Causa uma estranheza alucinatória uma mulher querer que outra abdique da sua vida profissional porque o “marido ganha bem”. Causa ainda uma estranheza maior esta mulher dizer-me que o facto de eu lutar pelos direitos das mulheres implica que as “outras pessoas” pensem no homem que escolhi para ficar comigo como um agressor.
Casei com um homem que partilha comigo tudo relacionado com as nossas filhas, e assumimos os 2 que esta coisa da parentalidade é difícil para ambos. Que ambos aprendemos com as nossas filhas. Que ambos temos dificuldades. Que ambos precisamos de ajuda. E para estarmos casados há 5 anos, com 3 filhas, acreditem, que temos de nos ajudar mutuamente.

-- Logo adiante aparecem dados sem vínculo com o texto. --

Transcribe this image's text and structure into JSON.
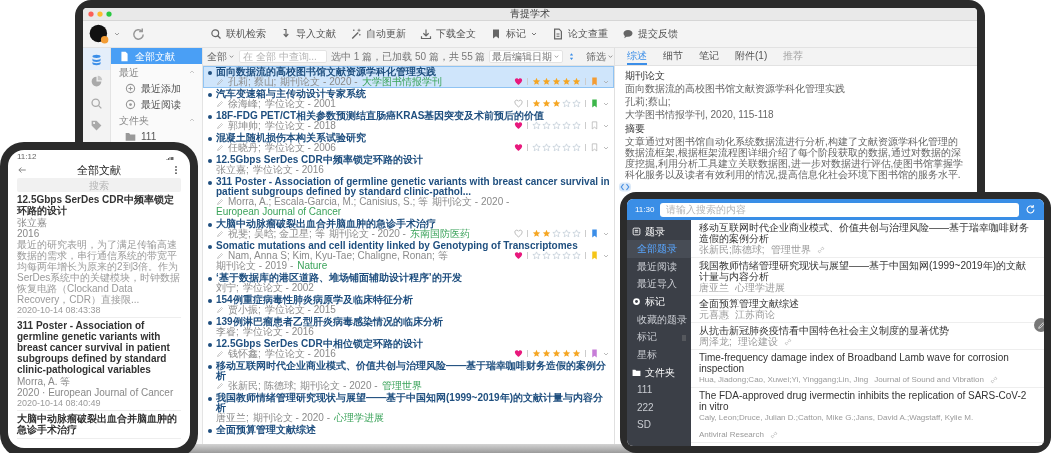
{
  "laptop": {
    "window": {
      "title": "青提学术"
    },
    "toolbar": [
      {
        "label": "联机检索",
        "dropdown": false
      },
      {
        "label": "导入文献",
        "dropdown": false
      },
      {
        "label": "自动更新",
        "dropdown": false
      },
      {
        "label": "下载全文",
        "dropdown": false
      },
      {
        "label": "标记",
        "dropdown": true
      },
      {
        "label": "论文查重",
        "dropdown": false
      },
      {
        "label": "提交反馈",
        "dropdown": false
      }
    ],
    "nav_rail": [
      {
        "selected": true
      },
      {
        "selected": false
      },
      {
        "selected": false
      },
      {
        "selected": false
      }
    ],
    "folders": [
      {
        "kind": "item",
        "label": "全部文献",
        "selected": true
      },
      {
        "kind": "section",
        "label": "最近"
      },
      {
        "kind": "recent-added",
        "label": "最近添加",
        "selected": false
      },
      {
        "kind": "recent-read",
        "label": "最近阅读",
        "selected": false
      },
      {
        "kind": "section",
        "label": "文件夹"
      },
      {
        "kind": "folder",
        "label": "111",
        "selected": false
      }
    ],
    "list_header": {
      "scope": "全部",
      "search_placeholder": "在 全部 中查询...",
      "status": "选中 1 篇，已加载 50 篇，共 55 篇",
      "sort": "最后编辑日期",
      "filter": "筛选"
    },
    "rows": [
      {
        "title": "面向数据流的高校图书馆文献资源学科化管理实践",
        "edited": true,
        "authors": "孔莉; 蔡山;",
        "info": "期刊论文 - 2020 -",
        "journal": "大学图书情报学刊",
        "selected": true,
        "rating": {
          "favorite": true,
          "stars": 5,
          "color": "#f39c34"
        }
      },
      {
        "title": "汽车变速箱与主传动设计专家系统",
        "edited": true,
        "authors": "徐海峰;",
        "info": "学位论文 - 2001",
        "selected": false,
        "rating": {
          "favorite": false,
          "stars": 3,
          "color": "#3cb64a"
        }
      },
      {
        "title": "18F-FDG PET/CT相关参数预测结直肠癌KRAS基因突变及术前预后的价值",
        "edited": true,
        "authors": "郭坤帅;",
        "info": "学位论文 - 2018",
        "selected": false,
        "rating": {
          "favorite": true,
          "stars": 0
        }
      },
      {
        "title": "混凝土随机损伤本构关系试验研究",
        "edited": true,
        "authors": "任晓丹;",
        "info": "学位论文 - 2006",
        "selected": false,
        "rating": {
          "favorite": true,
          "stars": 0
        }
      },
      {
        "title": "12.5Gbps SerDes CDR中频率锁定环路的设计",
        "edited": false,
        "authors": "张立嘉;",
        "info": "学位论文 - 2016",
        "selected": false
      },
      {
        "title": "311 Poster - Association of germline genetic variants with breast cancer survival in patient subgroups defined by standard clinic-pathol...",
        "edited": true,
        "authors": "Morra, A.; Escala-Garcia, M.; Canisius, S.; 等",
        "info": "期刊论文 - 2020 -",
        "journal": "European Journal of Cancer",
        "selected": false
      },
      {
        "title": "大脑中动脉瘤破裂出血合并脑血肿的急诊手术治疗",
        "edited": true,
        "authors": "祝斐; 吴晗; 金卫星; 等",
        "info": "期刊论文 - 2020 -",
        "journal": "东南国防医药",
        "selected": false,
        "rating": {
          "favorite": false,
          "stars": 2,
          "color": "#3b8ee8"
        }
      },
      {
        "title": "Somatic mutations and cell identity linked by Genotyping of Transcriptomes",
        "edited": true,
        "authors": "Nam, Anna S; Kim, Kyu-Tae; Chaligne, Ronan; 等",
        "info": "期刊论文 - 2019 -",
        "journal": "Nature",
        "selected": false,
        "rating": {
          "favorite": true,
          "stars": 0,
          "color": "#f5c518"
        }
      },
      {
        "title": "‘基于数据库的港区道路、堆场铺面辅助设计程序’的开发",
        "edited": false,
        "authors": "刘宁;",
        "info": "学位论文 - 2002",
        "selected": false
      },
      {
        "title": "154例重症病毒性肺炎病原学及临床特征分析",
        "edited": true,
        "authors": "贾小振;",
        "info": "学位论文 - 2015",
        "selected": false
      },
      {
        "title": "139例淋巴瘤患者乙型肝炎病毒感染情况的临床分析",
        "edited": false,
        "authors": "李睿;",
        "info": "学位论文 - 2016",
        "selected": false
      },
      {
        "title": "12.5Gbps SerDes CDR中相位锁定环路的设计",
        "edited": true,
        "authors": "钱怀鑫;",
        "info": "学位论文 - 2016",
        "selected": false,
        "rating": {
          "favorite": true,
          "stars": 5,
          "color": "#c77dd8"
        }
      },
      {
        "title": "移动互联网时代企业商业模式、价值共创与治理风险——基于瑞幸咖啡财务造假的案例分析",
        "edited": true,
        "authors": "张新民; 陈德球;",
        "info": "期刊论文 - 2020 -",
        "journal": "管理世界",
        "selected": false
      },
      {
        "title": "我国教师情绪管理研究现状与展望——基于中国知网(1999~2019年)的文献计量与内容分析",
        "edited": false,
        "authors": "唐亚兰;",
        "info": "期刊论文 - 2020 -",
        "journal": "心理学进展",
        "selected": false
      },
      {
        "title": "全面预算管理文献综述",
        "selected": false
      }
    ],
    "detail": {
      "tabs": [
        {
          "label": "综述",
          "selected": true,
          "disabled": false
        },
        {
          "label": "细节",
          "selected": false,
          "disabled": false
        },
        {
          "label": "笔记",
          "selected": false,
          "disabled": false
        },
        {
          "label": "附件(1)",
          "selected": false,
          "disabled": false
        },
        {
          "label": "推荐",
          "selected": false,
          "disabled": true
        }
      ],
      "type": "期刊论文",
      "title": "面向数据流的高校图书馆文献资源学科化管理实践",
      "authors": "孔莉;蔡山;",
      "source": "大学图书情报学刊, 2020, 115-118",
      "abstract_heading": "摘要",
      "abstract": "文章通过对图书馆自动化系统数据流进行分析,构建了文献资源学科化管理的数据流框架,根据框架流程图详细介绍了每个阶段获取的数据,通过对数据的深度挖掘,利用分析工具建立关联数据图,进一步对数据进行评估,使图书馆掌握学科化服务以及读者有效利用的情况,提高信息化社会环境下图书馆的服务水平."
    }
  },
  "phone": {
    "status_time": "11:12",
    "title": "全部文献",
    "search_placeholder": "搜索",
    "items": [
      {
        "title": "12.5Gbps SerDes CDR中频率锁定环路的设计",
        "authors": "张立嘉",
        "source": "2016",
        "abstract": "最近的研究表明，为了满足传输高速数据的需求，串行通信系统的带宽平均每两年增长为原来的2到3倍。作为SerDes系统中的关键模块，时钟数据恢复电路（Clockand Data Recovery，CDR）直接限...",
        "saved_at": "2020-10-14 08:43:38"
      },
      {
        "title": "311 Poster - Association of germline genetic variants with breast cancer survival in patient subgroups defined by standard clinic-pathological variables",
        "authors": "Morra, A. 等",
        "source": "2020 · European Journal of Cancer",
        "saved_at": "2020-10-14 08:40:49"
      },
      {
        "title": "大脑中动脉瘤破裂出血合并脑血肿的急诊手术治疗"
      }
    ]
  },
  "tablet": {
    "status_time": "11:30",
    "search_placeholder": "请输入搜索的内容",
    "sidebar": [
      {
        "label": "题录",
        "items": [
          {
            "label": "全部题录",
            "selected": true
          },
          {
            "label": "最近阅读",
            "selected": false
          },
          {
            "label": "最近导入",
            "selected": false
          }
        ]
      },
      {
        "label": "标记",
        "items": [
          {
            "label": "收藏的题录",
            "selected": false
          },
          {
            "label": "标记",
            "selected": false
          },
          {
            "label": "星标",
            "selected": false
          }
        ]
      },
      {
        "label": "文件夹",
        "items": [
          {
            "label": "111",
            "selected": false
          },
          {
            "label": "222",
            "selected": false
          },
          {
            "label": "SD",
            "selected": false
          }
        ]
      }
    ],
    "items": [
      {
        "title": "移动互联网时代企业商业模式、价值共创与治理风险——基于瑞幸咖啡财务造假的案例分析",
        "authors": "张新民;陈德球;",
        "source": "管理世界",
        "linked": true
      },
      {
        "title": "我国教师情绪管理研究现状与展望——基于中国知网(1999~2019年)的文献计量与内容分析",
        "authors": "唐亚兰",
        "source": "心理学进展",
        "linked": false
      },
      {
        "title": "全面预算管理文献综述",
        "authors": "元喜惠",
        "source": "江苏商论",
        "linked": false
      },
      {
        "title": "从抗击新冠肺炎疫情看中国特色社会主义制度的显著优势",
        "authors": "周泽龙;",
        "source": "理论建设",
        "linked": true
      },
      {
        "title": "Time-frequency damage index of Broadband Lamb wave for corrosion inspection",
        "authors": "Hua, Jiadong;Cao, Xuwei;Yi, Yinggang;Lin, Jing",
        "source": "Journal of Sound and Vibration",
        "linked": true
      },
      {
        "title": "The FDA-approved drug ivermectin inhibits the replication of SARS-CoV-2 in vitro",
        "authors": "Caly, Leon;Druce, Julian D.;Catton, Mike G.;Jans, David A.;Wagstaff, Kylie M.",
        "source": "Antiviral Research",
        "linked": true
      }
    ]
  }
}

Sou filha de uma mulher que, já depois de casada e com 2 filhas, fez a sua licenciatura, e foi bem-sucedida. Porque engravidou aos 18 anos, teve de interromper a escola, retomando-a depois. É um exemplo. Sempre. Ficámos aos cuidados do meu pai durante 5 anos, e nunca nos faltou mãe. Sempre tivemos a mãe, ainda que mais ausente, compensava tudo quando estava presente. É este exemplo que sigo, sempre. As minhas filhas não serão felizes se eu não for feliz. Este é o meu mantra. A maternidade não deve impedir-nos de ser mais.
Ser mãe era um sonho. Com todo o esforço que isso traz à vida. Garanto-vos que se esse esforço for partilhado, tudo se faz. Já existem mulheres que não querem ficar em casa a cuidar dos maridos. E isso é bom. Ganhem eles quanto ganharem! Isto não deve ser motivo de criticas negativas por parte de ninguém, antes pelo contrário. Valorizar os esforços das mulheres, enaltece-nos.
Eu, enquanto filha, nunca exigi mais à minha mãe. Tenho um orgulho enorme em tudo o que ela conseguiu alcançar na vida. Exigir o mesmo para mim não é um capricho. É um direito. Eu, enquanto mãe, não tenho o direito a colocar-me no lugar do pai. Casei com um homem que gosta de ser pai. Não é privilégio. É assim que devia ser com todos. Ou então mais vale não o serem.